Cuando
eres consumidora compulsiva de series, cuando ves más televisión de la que
deberías, ciertas historias y ciertos personajes acaban formando parte de tu existencia.
No siempre eres consciente, pero están ahí: en las frases que utilizas, en la
forma en que te recoges el pelo, en el nombre que eliges para tu perro, en la
taza que adorna tu mesa... A veces, la conexión con la ficción es inmediata; te
atrapa con el piloto y ya no te suelta hasta el "The End", sea dos,
cuatro o diez años después. Otras, es la insistencia de un amigo el que te hace
vencer las reticencias iniciales o pasar por alto ese inicio irregular o,
incluso, aburrido. Y otras te van ganando lentamente, con capítulos redondos
que te convencen de que no está pasando nada cuando en realidad está pasando
todo, hasta que llega un momento en que no las puedes dejar. Así es como los
publicistas de Madison Avenue entraron en tu vida.
Durante
casi ocho años, el tiempo transcurrido desde la primera vez que viste a Don
Draper caer al vacío, les has acompañado en sus cambios de oficina (y de nombre),
has vivido a través de sus ojos una parte de la historia Estados Unidos, has
celebrado los éxitos de algunos personajes y has deseado el fracaso (o la
muerte) de otros... en definitiva, has seguido el camino que ya seguiste antes
con otras series. Sin embargo, hay algo diferente en esta despedida. ¿Por qué
duele tanto esta vez? ¿Por qué te está costando tanto decir adiós a Mad Men?
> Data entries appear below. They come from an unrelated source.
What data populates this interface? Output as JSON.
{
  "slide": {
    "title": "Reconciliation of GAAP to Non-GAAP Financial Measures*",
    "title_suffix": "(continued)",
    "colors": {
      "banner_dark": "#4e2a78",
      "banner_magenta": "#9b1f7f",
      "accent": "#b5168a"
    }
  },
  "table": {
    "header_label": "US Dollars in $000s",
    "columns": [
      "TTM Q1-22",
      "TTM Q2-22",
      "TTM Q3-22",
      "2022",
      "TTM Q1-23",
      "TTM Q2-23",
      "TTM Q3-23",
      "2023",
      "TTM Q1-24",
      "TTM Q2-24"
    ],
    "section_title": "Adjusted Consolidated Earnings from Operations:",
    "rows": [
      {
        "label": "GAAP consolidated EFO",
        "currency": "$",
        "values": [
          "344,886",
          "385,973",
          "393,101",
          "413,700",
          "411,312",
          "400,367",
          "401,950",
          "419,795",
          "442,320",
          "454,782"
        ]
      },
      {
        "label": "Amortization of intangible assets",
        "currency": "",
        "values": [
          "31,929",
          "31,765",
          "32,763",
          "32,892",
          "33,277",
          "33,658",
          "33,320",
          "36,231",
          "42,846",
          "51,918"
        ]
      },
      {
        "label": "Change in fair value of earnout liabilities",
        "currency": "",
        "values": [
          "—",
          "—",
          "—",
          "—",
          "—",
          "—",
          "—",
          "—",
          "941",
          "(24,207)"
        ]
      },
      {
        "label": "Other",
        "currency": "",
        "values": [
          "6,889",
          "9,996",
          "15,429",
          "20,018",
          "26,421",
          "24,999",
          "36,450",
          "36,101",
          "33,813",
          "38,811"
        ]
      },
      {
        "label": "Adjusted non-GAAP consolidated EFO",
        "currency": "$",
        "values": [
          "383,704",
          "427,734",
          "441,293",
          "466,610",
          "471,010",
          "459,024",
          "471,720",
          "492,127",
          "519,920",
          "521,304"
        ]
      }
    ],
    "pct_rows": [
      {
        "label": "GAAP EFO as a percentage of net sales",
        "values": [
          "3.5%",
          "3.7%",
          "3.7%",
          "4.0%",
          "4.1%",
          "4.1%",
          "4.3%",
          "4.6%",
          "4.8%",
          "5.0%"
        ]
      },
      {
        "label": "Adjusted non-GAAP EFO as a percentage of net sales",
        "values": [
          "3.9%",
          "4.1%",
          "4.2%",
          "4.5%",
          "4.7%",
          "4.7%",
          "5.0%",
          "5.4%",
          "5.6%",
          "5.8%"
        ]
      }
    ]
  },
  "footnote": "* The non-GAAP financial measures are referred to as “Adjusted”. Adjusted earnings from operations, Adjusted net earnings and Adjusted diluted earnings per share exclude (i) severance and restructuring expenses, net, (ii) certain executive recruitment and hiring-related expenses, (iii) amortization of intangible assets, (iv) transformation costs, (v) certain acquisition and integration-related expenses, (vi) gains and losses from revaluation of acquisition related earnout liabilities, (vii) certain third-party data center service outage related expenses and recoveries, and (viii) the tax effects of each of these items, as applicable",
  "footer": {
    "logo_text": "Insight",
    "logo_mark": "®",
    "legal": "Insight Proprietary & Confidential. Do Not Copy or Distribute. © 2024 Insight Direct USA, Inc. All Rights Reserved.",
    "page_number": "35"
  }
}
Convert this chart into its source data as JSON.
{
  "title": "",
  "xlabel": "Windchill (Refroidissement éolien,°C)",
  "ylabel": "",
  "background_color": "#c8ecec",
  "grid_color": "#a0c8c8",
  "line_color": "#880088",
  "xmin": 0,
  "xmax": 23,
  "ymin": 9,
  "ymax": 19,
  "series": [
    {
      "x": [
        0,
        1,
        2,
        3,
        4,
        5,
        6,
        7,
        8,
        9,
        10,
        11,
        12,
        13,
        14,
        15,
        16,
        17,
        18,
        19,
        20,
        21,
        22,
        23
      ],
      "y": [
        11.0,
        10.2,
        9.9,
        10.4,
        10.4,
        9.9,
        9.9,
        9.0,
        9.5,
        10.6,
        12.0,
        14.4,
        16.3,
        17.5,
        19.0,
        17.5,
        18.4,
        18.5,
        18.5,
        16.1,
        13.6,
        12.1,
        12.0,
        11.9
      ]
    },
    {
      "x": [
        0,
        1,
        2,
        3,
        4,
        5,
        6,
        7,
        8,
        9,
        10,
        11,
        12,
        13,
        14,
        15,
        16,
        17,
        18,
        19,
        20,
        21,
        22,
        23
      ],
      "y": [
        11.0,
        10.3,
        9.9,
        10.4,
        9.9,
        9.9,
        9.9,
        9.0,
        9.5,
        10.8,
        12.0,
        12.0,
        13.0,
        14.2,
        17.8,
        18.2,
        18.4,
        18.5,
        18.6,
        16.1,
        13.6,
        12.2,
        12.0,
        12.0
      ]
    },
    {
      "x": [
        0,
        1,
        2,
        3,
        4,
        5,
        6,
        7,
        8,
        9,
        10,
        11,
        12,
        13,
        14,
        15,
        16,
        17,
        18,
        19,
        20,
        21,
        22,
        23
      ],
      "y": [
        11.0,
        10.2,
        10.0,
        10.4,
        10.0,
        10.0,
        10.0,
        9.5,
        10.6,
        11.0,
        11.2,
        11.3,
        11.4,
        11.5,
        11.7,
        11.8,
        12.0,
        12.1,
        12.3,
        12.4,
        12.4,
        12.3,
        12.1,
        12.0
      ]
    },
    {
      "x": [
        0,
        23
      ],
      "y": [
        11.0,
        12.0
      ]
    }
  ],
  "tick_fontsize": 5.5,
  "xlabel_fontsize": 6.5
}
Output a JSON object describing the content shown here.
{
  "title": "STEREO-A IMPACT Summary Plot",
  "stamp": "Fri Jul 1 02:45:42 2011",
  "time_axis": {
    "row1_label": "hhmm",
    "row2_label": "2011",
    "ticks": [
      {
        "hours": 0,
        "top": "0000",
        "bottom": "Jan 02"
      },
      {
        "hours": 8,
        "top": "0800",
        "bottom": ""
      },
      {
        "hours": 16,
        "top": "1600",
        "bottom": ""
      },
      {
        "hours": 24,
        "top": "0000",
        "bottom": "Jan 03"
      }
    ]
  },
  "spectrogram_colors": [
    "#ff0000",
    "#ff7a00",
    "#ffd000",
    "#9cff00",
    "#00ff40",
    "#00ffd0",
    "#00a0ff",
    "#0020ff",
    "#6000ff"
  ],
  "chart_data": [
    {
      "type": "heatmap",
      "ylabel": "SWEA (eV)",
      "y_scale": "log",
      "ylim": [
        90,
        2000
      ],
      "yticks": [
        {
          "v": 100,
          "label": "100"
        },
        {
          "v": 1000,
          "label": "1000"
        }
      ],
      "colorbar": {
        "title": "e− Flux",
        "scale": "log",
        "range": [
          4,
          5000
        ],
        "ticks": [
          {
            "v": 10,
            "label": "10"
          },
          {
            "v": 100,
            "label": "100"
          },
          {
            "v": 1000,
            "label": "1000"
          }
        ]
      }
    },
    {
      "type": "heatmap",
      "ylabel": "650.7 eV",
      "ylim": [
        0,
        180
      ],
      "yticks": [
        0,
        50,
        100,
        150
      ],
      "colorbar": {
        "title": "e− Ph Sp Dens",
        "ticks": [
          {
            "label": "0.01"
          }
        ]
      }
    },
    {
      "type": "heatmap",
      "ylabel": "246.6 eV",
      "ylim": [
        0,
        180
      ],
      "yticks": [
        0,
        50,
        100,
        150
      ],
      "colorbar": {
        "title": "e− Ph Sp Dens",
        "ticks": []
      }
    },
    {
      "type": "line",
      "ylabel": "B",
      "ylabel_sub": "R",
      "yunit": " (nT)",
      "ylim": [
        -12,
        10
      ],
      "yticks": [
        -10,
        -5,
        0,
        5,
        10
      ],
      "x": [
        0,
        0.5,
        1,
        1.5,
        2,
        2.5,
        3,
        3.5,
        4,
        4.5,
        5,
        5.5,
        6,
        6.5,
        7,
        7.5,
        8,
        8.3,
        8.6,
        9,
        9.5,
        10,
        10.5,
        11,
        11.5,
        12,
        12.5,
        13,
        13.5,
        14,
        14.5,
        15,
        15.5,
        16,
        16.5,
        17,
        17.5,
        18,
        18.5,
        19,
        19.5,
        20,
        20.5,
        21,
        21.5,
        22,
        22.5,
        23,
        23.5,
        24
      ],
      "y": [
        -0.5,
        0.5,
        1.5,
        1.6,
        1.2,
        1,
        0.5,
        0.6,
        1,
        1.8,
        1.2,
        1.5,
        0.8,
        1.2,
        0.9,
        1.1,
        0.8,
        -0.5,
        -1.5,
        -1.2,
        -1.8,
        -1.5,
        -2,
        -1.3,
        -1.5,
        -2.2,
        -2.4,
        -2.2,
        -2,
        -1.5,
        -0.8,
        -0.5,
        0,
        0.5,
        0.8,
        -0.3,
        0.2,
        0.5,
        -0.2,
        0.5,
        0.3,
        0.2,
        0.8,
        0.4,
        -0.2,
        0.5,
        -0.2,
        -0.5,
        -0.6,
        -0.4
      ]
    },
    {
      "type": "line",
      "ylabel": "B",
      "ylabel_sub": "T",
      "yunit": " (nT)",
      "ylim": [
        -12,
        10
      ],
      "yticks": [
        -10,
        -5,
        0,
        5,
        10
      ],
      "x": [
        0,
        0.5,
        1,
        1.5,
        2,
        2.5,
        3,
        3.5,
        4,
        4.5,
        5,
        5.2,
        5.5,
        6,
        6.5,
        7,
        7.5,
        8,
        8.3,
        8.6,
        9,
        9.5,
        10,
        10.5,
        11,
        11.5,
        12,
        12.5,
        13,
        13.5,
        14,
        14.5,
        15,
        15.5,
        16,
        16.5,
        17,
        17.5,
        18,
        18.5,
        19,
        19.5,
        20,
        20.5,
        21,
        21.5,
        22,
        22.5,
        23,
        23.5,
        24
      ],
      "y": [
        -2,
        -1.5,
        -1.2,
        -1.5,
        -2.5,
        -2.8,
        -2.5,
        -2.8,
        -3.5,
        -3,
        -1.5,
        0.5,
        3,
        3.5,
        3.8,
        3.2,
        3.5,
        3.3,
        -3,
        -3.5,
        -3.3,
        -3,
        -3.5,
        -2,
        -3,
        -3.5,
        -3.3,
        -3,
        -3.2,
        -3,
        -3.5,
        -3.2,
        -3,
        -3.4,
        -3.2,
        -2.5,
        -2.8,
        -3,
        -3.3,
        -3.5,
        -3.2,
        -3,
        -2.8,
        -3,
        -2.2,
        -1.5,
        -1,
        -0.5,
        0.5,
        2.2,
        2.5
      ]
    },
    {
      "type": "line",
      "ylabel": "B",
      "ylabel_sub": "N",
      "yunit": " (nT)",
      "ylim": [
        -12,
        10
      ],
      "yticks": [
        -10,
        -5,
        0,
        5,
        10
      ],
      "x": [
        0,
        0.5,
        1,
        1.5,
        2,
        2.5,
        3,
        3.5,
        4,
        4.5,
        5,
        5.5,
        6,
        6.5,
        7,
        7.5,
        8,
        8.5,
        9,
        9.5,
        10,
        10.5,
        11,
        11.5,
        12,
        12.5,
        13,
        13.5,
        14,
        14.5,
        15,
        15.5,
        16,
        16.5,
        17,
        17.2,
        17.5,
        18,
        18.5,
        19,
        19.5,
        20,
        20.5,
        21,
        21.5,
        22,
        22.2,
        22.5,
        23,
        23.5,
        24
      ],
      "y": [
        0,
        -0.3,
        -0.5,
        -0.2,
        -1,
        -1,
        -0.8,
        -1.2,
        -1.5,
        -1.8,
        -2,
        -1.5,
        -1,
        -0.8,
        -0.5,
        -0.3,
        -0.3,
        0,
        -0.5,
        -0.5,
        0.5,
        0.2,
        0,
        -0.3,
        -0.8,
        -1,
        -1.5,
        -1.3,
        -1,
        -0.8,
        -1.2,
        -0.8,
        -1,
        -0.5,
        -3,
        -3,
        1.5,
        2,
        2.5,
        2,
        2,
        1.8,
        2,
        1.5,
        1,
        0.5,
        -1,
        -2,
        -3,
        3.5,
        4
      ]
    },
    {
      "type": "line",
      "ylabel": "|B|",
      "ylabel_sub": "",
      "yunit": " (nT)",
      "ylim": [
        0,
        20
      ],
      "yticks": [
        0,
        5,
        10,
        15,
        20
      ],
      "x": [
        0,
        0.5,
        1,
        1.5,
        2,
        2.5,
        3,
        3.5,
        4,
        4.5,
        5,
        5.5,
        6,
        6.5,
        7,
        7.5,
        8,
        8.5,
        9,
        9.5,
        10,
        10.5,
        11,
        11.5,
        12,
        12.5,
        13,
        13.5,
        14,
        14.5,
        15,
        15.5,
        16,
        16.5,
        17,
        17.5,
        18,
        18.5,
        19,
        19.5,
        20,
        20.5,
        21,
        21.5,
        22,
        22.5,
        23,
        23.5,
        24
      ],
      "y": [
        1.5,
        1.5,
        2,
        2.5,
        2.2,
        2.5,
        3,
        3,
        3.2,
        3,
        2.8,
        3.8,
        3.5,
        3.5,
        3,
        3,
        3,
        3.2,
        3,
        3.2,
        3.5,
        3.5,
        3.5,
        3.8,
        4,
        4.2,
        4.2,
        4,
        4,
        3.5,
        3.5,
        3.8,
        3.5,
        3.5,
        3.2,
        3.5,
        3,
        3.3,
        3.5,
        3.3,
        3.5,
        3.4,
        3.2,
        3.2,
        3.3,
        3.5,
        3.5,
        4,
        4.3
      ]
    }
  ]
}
¿Será la sensación de estar ante algo irrepetible? ¿Será que, de verdad, es el
fin de una era?
Y,
de repente, te das cuenta de lo que pasa: te has enamorado de ÉL. Como Betty,
como Faye, como Megan, como esa secretaria estúpida cuyo nombre no recuerdas,
pero sí su llanto al descubrirse una más de una interminable lista de
conquistas. Sin embargo, a diferencia de ellas, tú conoces todas las caras de
Don (o las de Dick). No puede engañarte
con su traje impoluto, su mirada interesante y su palabrería porque tú has
visto lo que hay detrás: el Don triunfador, el mujeriego, el bebedor, el niño
perdido con aspecto de hombre… y, aún así, aunque sabes que es un cabrón, que
fuma y bebe más de la cuenta, que está con todas y con ninguna... aunque
conoces todos sus defectos, no puedes evitar caer y eso que sabes mejor que
nadie que quererle es “la peor forma de llegar a él”.

Por
eso, porque en cierto modo le quieres, asumir que también Don es finito, que
tampoco aquí hay un “para siempre”, que tiene fecha de caducidad, es tan difícil.
Y, otra vez como una estúpida, atraviesas tu particular duelo, con todas sus
fases. Primero, negación. “Mad Men se acaba el 17 de mayo” escuchas en el
despacho y tú decides que no, que Mad Men se acaba cuando tú digas, aunque
tengas que almacenar los capítulos durante años en el iPlus. Luego, ira. Lees
noticias sobre renovaciones y cancelaciones de otras series y te enfadas porque
Don se va y Meredith se queda. “¡No es justo!” murmuras furiosa contra Shonda y
contra el mundo. Después, negociación. “No veré ni un capítulo hasta que estén
todos y así podré decidir la dosis, así elijo yo cuándo llega el final” (suerte
evitando spoilers). A continuación, depresión. El vacío. La nada. El hueco en
el cuadrante de series que piensas que nunca podrás llenar. Don se ha ido, para
siempre, con ese fundido a negro que se llevó a tantos otros y, aunque tarde o
temprano tendrás que aceptarlo, todavía no estás preparada para decirle adiós.
Se
acaba Mad Men, se cierra una era. Y mientras escribes empiezas a asumir que
ya no habrá más Joan, ni Peggy, ni Don; que nunca sabrás si la vida de Sally
fue una aventura; que esta ha sido la última vez que has visto a Draper caer. Y
te das cuenta de que, en el fondo, no era de Don de quién estabas enamorada,
sino de esa genialidad que Matthew Weiner (y AMC) ha regalado a los amantes de
la ficción televisiva. Estás un paso más cerca de la aceptación y, aunque
todavía no estás ahí, ya has encontrado la palabra con la que resumir todo lo
que sientes: GRACIAS.
Adiós
Don, adiós Sally, adiós Joan, adiós Peggy... Gracias por estos años, por la
aventura, por las sonrisas y hasta por las lágrimas. Sé que volveremos a
encontrarnos, pero, mientras tanto, ya os echo de menos.